Artists are now more vulnerable than ever to the chaotic manner in which platforms, such as Facebook, Instagram, Tumblr, and YouTube, remove and restrict art vaguely defined as “objectionable.” The gallery is part of a campaign calling on social media companies to adopt a clear set of notice and appeals principles guiding the regulation of art online and allowing art to circulate freely in the online environment.
As NCAC’s Director of Programs, Svetlana Mintcheva, explained, “As is always the case with censorship, those with the least access to political or cultural power are the first silenced. We understand companies are facing unprecedented challenges moderating their platforms, but that is no reason to choose the easy but profoundly undemocratic route of jettisoning creative freedom.”
David Willson, IBEX Collection Executive Director and Collector, detailed why this project is so vital: “Banning artworks and artists accounts means not only cutting off creatives from their fans and customers, and in many cases damaging their careers, but also forces artists to self-censor, even when fully compliant with social media community guidelines, which is an insidious problem cutting away the heart of artistic freedom. Instead of suppressing artists, it is crucial to support artists as they are striving to maintain themselves in a period that has seen devastation of the arts and the art markets.”
The Don’t Delete Art gallery is curated by a collective including artists Spencer Tunick and Savannah Spirit, as well as representatives from the arts organizations involved. The gallery will host webinars and digital events, as well as rotating exhibitions.
According to censored artist Reuben Negron, “Social media networks dictating what is acceptable and what is not are shifting our public perceptions of what we want to see. And that dictates, for instance, what we hang on our walls; and if people are no longer buying certain things, galleries aren’t going to show that content. Thereby they aren’t going to take on artists who deal with that ‘difficult’ subject matter. So these artists might no longer have venues to show their works because of this.”

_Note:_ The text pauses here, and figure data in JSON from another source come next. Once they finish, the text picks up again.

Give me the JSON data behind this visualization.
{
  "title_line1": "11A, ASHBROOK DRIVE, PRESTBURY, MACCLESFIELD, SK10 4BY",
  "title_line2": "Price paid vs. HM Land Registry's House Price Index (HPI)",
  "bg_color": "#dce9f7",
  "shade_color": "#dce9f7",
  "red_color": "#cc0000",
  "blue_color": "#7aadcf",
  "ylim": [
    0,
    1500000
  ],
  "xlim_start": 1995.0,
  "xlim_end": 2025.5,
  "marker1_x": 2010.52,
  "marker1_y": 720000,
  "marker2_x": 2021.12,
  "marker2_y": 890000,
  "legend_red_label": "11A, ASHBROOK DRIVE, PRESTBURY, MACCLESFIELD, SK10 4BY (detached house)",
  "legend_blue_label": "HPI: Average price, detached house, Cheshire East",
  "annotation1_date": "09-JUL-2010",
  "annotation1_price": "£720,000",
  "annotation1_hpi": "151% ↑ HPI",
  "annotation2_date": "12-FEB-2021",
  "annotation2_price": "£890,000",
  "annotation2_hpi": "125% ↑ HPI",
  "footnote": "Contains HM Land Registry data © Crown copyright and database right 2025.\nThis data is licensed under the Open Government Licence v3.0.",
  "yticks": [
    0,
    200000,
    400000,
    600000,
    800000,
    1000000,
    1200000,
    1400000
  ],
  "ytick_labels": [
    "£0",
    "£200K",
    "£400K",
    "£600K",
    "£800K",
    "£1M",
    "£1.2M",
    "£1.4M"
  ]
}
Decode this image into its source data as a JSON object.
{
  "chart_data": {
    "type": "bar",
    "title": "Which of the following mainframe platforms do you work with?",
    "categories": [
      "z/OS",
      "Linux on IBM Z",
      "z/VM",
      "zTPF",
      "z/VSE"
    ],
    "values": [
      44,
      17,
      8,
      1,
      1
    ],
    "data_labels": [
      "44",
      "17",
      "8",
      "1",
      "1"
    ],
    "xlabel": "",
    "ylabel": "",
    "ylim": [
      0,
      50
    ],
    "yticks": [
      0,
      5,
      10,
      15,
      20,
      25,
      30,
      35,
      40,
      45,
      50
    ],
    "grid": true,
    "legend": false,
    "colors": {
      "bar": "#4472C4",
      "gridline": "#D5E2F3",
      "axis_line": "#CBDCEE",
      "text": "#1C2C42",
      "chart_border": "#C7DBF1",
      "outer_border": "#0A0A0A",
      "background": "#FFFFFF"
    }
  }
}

In addition to providing a platform for censored art, the coalition is calling on social media companies to adopt a set of principles governing how they handle artist content on their platforms. The principles include increased notifications for content that is removed or “downranked,” better guidance and more opportunities to appeal all content moderation decisions from post removal to downranking to account deletion, and a commitment to encourage, rather than discourage, artistic freedom.